Among such distractions from my research, I was then rounding up some of the poets and artists who were contributing to the First International Exhibition of Concrete, Phonetic and Kinetic Poetry, organised by my friends Mike Weaver and Philip Steadman at St Catharine’s College, Cambridge. I rushed back to Cambridge to catch this show at the end of November. However, my most vivid memory is not of the work exhibited, but of the inevitable visit of Dom Sylvester Houédard, sweeping around the Rushmore Rooms in his monastic robes. Fifty years later, this prophetic exhibition is being commemorated by a small show at the Cambridge Centre of Latin American Studies which echoes some of the liveliest features of our original selection. Concrete poems, paper works and manuscript letters, chiefly by the Brazilian Noigandres group of São Paulo, are on display (until 1 March 2015).
It was in the summer of 1964 that I had met Ian Hamilton Finlay (1925–2006) for the first time. He was then living in central Edinburgh, and had already achieved a leading position in Britain as a concrete poet and little-press publisher, which was fully reflected in contributions to our Cambridge show. In September Ian and I began a correspondence which soon turned regular, and tracked the frustrations as well as the hard-won triumphs of the ensuing period of his life. Finlay had acquired an international reputation when he published The Dancers Inherit the Party in 1960. But from 1963 onwards, he began to desert conventional verse form and innovated with poem/prints, standing poems, and projects envisaging an architectural or landscape setting for a poetic text. Weaver and myself were among the first to write about his work, which also appeared in the magazines Image and Form, edited by Steadman. After the lapse of half a century, Finlay’s letters to me from this early period are now available in published form in an annotated edition that I have entitled Midway (Wilmington Square Books). If in 1964 Finlay’s work was still centred in the domain of concrete poetry, by the end of 1969 he was well on the way to establishing himself as a visual artist, and in particular as the creator of the garden of Stonypath/Little Sparta, for which he became well known.

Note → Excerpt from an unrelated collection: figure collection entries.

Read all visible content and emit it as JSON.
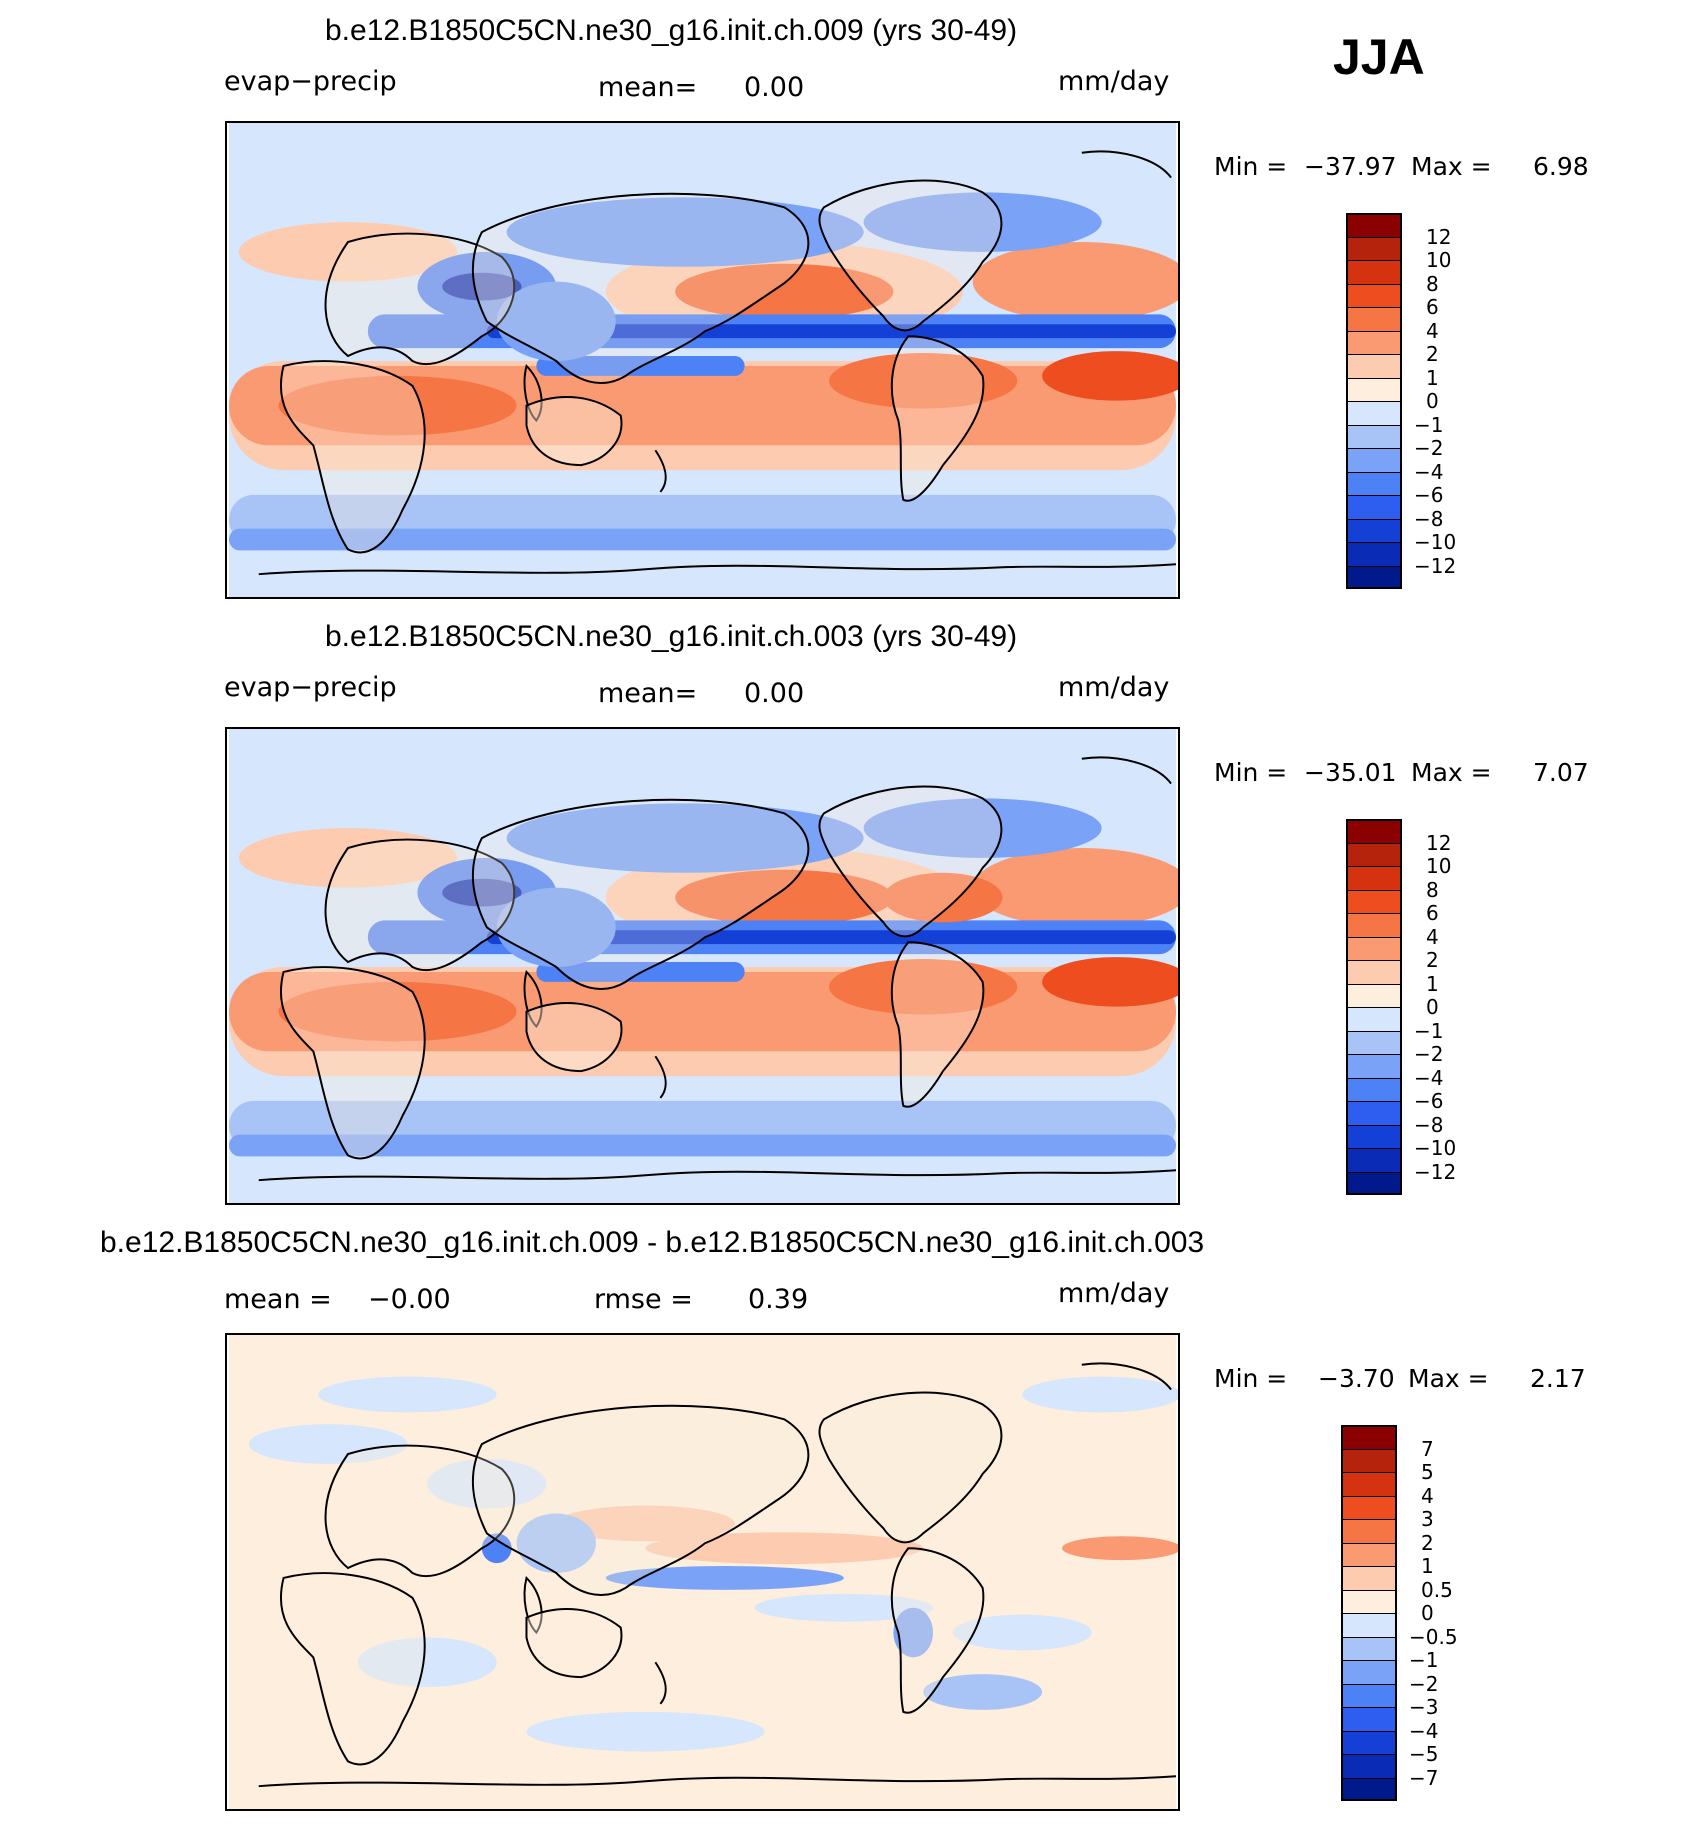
{
  "season": "JJA",
  "colors": {
    "abs_scale": [
      "#001a8c",
      "#0a2bb5",
      "#1540d6",
      "#2d5ef0",
      "#4d82f7",
      "#7aa3f7",
      "#a8c4f7",
      "#d6e6fc",
      "#fdeedd",
      "#fccbb0",
      "#fa9a72",
      "#f67545",
      "#ee4e1f",
      "#d5320f",
      "#b5230c",
      "#8b0000"
    ],
    "diff_scale": [
      "#001a8c",
      "#0a2bb5",
      "#1540d6",
      "#2d5ef0",
      "#4d82f7",
      "#7aa3f7",
      "#a8c4f7",
      "#d6e6fc",
      "#fdeedd",
      "#fccbb0",
      "#fa9a72",
      "#f67545",
      "#ee4e1f",
      "#d5320f",
      "#b5230c",
      "#8b0000"
    ]
  },
  "panels": [
    {
      "title": "b.e12.B1850C5CN.ne30_g16.init.ch.009 (yrs 30-49)",
      "left_label": "evap−precip",
      "mean_label": "mean=",
      "mean_value": "0.00",
      "units": "mm/day",
      "min_label": "Min  =",
      "min_value": "−37.97",
      "max_label": "Max  =",
      "max_value": "6.98",
      "scale": "abs"
    },
    {
      "title": "b.e12.B1850C5CN.ne30_g16.init.ch.003 (yrs 30-49)",
      "left_label": "evap−precip",
      "mean_label": "mean=",
      "mean_value": "0.00",
      "units": "mm/day",
      "min_label": "Min  =",
      "min_value": "−35.01",
      "max_label": "Max  =",
      "max_value": "7.07",
      "scale": "abs"
    },
    {
      "title": "b.e12.B1850C5CN.ne30_g16.init.ch.009 - b.e12.B1850C5CN.ne30_g16.init.ch.003",
      "left_label": "mean  =",
      "left_value": "−0.00",
      "mean_label": "rmse  =",
      "mean_value": "0.39",
      "units": "mm/day",
      "min_label": "Min  =",
      "min_value": "−3.70",
      "max_label": "Max  =",
      "max_value": "2.17",
      "scale": "diff"
    }
  ],
  "chart_data": [
    {
      "type": "heatmap",
      "title": "b.e12.B1850C5CN.ne30_g16.init.ch.009 (yrs 30-49)",
      "variable": "evap−precip",
      "units": "mm/day",
      "mean": 0.0,
      "min": -37.97,
      "max": 6.98,
      "colorbar_levels": [
        "12",
        "10",
        "8",
        "6",
        "4",
        "2",
        "1",
        "0",
        "−1",
        "−2",
        "−4",
        "−6",
        "−8",
        "−10",
        "−12"
      ]
    },
    {
      "type": "heatmap",
      "title": "b.e12.B1850C5CN.ne30_g16.init.ch.003 (yrs 30-49)",
      "variable": "evap−precip",
      "units": "mm/day",
      "mean": 0.0,
      "min": -35.01,
      "max": 7.07,
      "colorbar_levels": [
        "12",
        "10",
        "8",
        "6",
        "4",
        "2",
        "1",
        "0",
        "−1",
        "−2",
        "−4",
        "−6",
        "−8",
        "−10",
        "−12"
      ]
    },
    {
      "type": "heatmap",
      "title": "b.e12.B1850C5CN.ne30_g16.init.ch.009 - b.e12.B1850C5CN.ne30_g16.init.ch.003",
      "units": "mm/day",
      "mean": -0.0,
      "rmse": 0.39,
      "min": -3.7,
      "max": 2.17,
      "colorbar_levels": [
        "7",
        "5",
        "4",
        "3",
        "2",
        "1",
        "0.5",
        "0",
        "−0.5",
        "−1",
        "−2",
        "−3",
        "−4",
        "−5",
        "−7"
      ]
    }
  ]
}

Throughout the much longer period in which we exchanged letters, Finlay was always generous in sending me specimens of his published work. An opportunity for me to display a large selection of his poems and prints, together with a wide range of small-scale objects, has arrived with the opening of a second exhibition, ‘Beauty and Revolution’, which continues at Kettle’s Yard, Cambridge, until 1 March 2015. There is a special reason for stressing the Cambridge connection in respect of this show. Jim Ede, the founder of Kettle’s Yard, also made Finlay’s acquaintance in 1964. Reciprocally, Finlay himself soon became interested in the coherent image of historic English modernism that was epitomised by Ede’s installation. Though his agoraphobia prevented him from visiting Kettle’s Yard, he recognised it as a yardstick against which his own achievement at Stonypath could be measured. In 1995, he contributed to an exhibition held at Kettle’s Yard with a stone bearing the inscription: ‘Kettle’s Yard Cambridge England is the Louvre of the Pebble’. Showing a full range of Finlay’s work in this congenial context illuminates Ede’s modernism, as well as offering clear indicators of Finlay’s own postmodern turn.